Il résulte de ce qui précède, sans qu’il soit besoin d’examiner les autres moyens de la requête, que les requérants sont fondés à demander l’annulation de l’arrêté du 17 juin 2022 du maire de la commune de Saint Gervais.


Sur les frais liés au litige :

Les dispositions de l’article L. 761-1 du code de justice administrative font obstacle à ce que soit mise à la charge de Mme D..., la SARL « Once upon a wine » et M. C..., qui ne sont pas la partie perdante dans la présente instance, la somme que la commune de Saint Gervais demande au titre des frais exposés et non compris dans les dépens.
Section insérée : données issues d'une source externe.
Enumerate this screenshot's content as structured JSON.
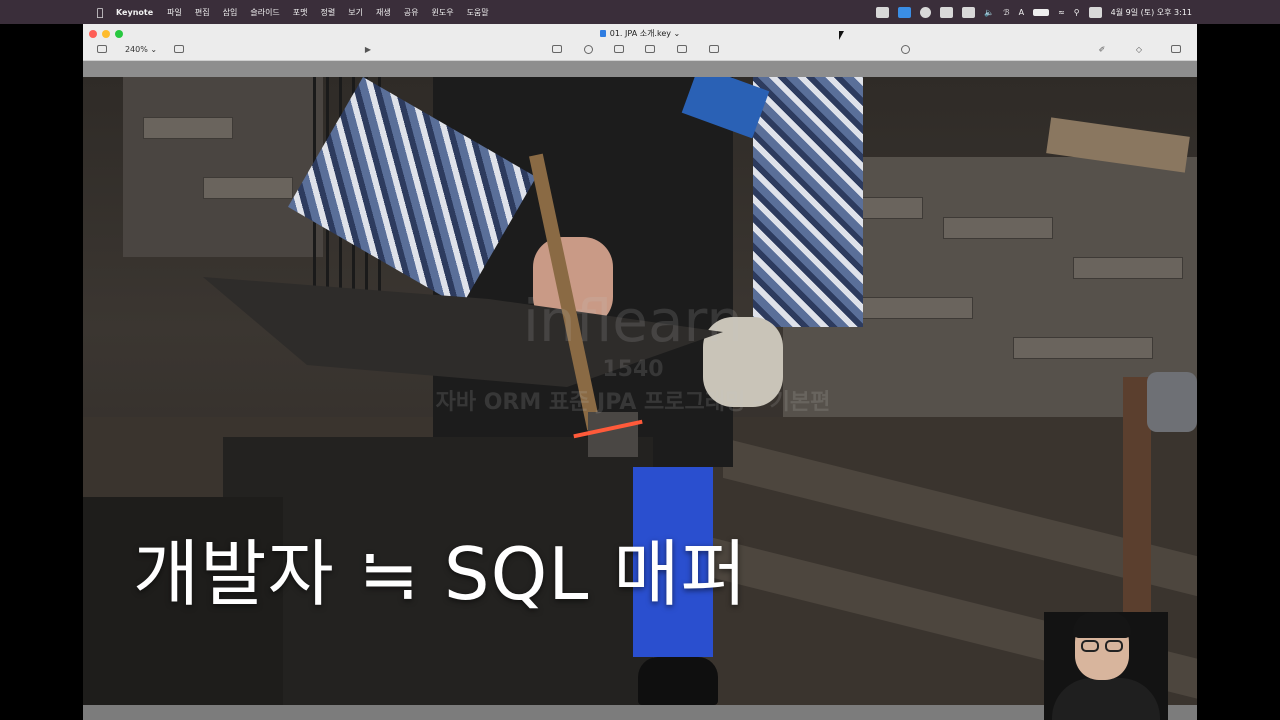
{
  "menubar": {
    "app_name": "Keynote",
    "menu_items": [
      "파일",
      "편집",
      "삽입",
      "슬라이드",
      "포맷",
      "정렬",
      "보기",
      "재생",
      "공유",
      "윈도우",
      "도움말"
    ],
    "clock": "4월 9일 (토) 오후 3:11",
    "input_indicator": "A"
  },
  "window": {
    "document_title": "01. JPA 소개.key",
    "zoom_level": "240%"
  },
  "slide": {
    "title": "개발자 ≒ SQL 매퍼",
    "watermark_logo": "inflearn",
    "watermark_line1": "1540",
    "watermark_line2": "자바 ORM 표준 JPA 프로그래밍 - 기본편"
  }
}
Il y a lieu, en revanche, sur le fondement de ces dispositions et de mettre à la charge de la commune de Saint Gervais une somme globale de 1 500 euros au titre des frais exposés par Mme D..., la SARL « Once upon a wine » et M. C... et non compris dans les dépens.


D E C I D E :


Article 1er : L’arrêté n°158/2022 du 17 juin 2022 du maire de la commune de Saint Gervais est annulé.

Article 2 : La commune de Saint Gervais versera à Mme D..., la SARL « Once upon a wine » et M. C... une somme globale de 1 500 (mille cinq cents) euros au titre de l’article L. 761-1 du code de justice administrative

Article 3 : Les conclusions de la commune de Saint Gervais présentées sur le fondement des dispositions de l’article L. 761-1 du code de justice administrative sont rejetées.

Article 4 : Le présent jugement sera notifié à Mme E... D..., à la société anonyme à responsabilité limitée « Once upon a wine », à M. B... C... et à la commune de Saint Gervais.



Délibéré après l'audience du 12 novembre 2025, à laquelle siégeaient :


Mme Claire Chauvet, présidente,

Mme Claire Martel, première conseillère,


Mme Justine-Kozue Kubota, conseillère.


Rendu public par mise à disposition au greffe le 10 décembre 2025.


La rapporteure,

Justine-Kozue A...
La présidente,

Claire Chauvet



La greffière,




Théa Chauvet

La République mande et ordonne au préfet de la Vendée, en ce qui le concerne ou à tous commissaires de justice à ce requis en ce qui concerne les voies de droit commun, contre les parties privées, de pourvoir à l'exécution de la présente décision.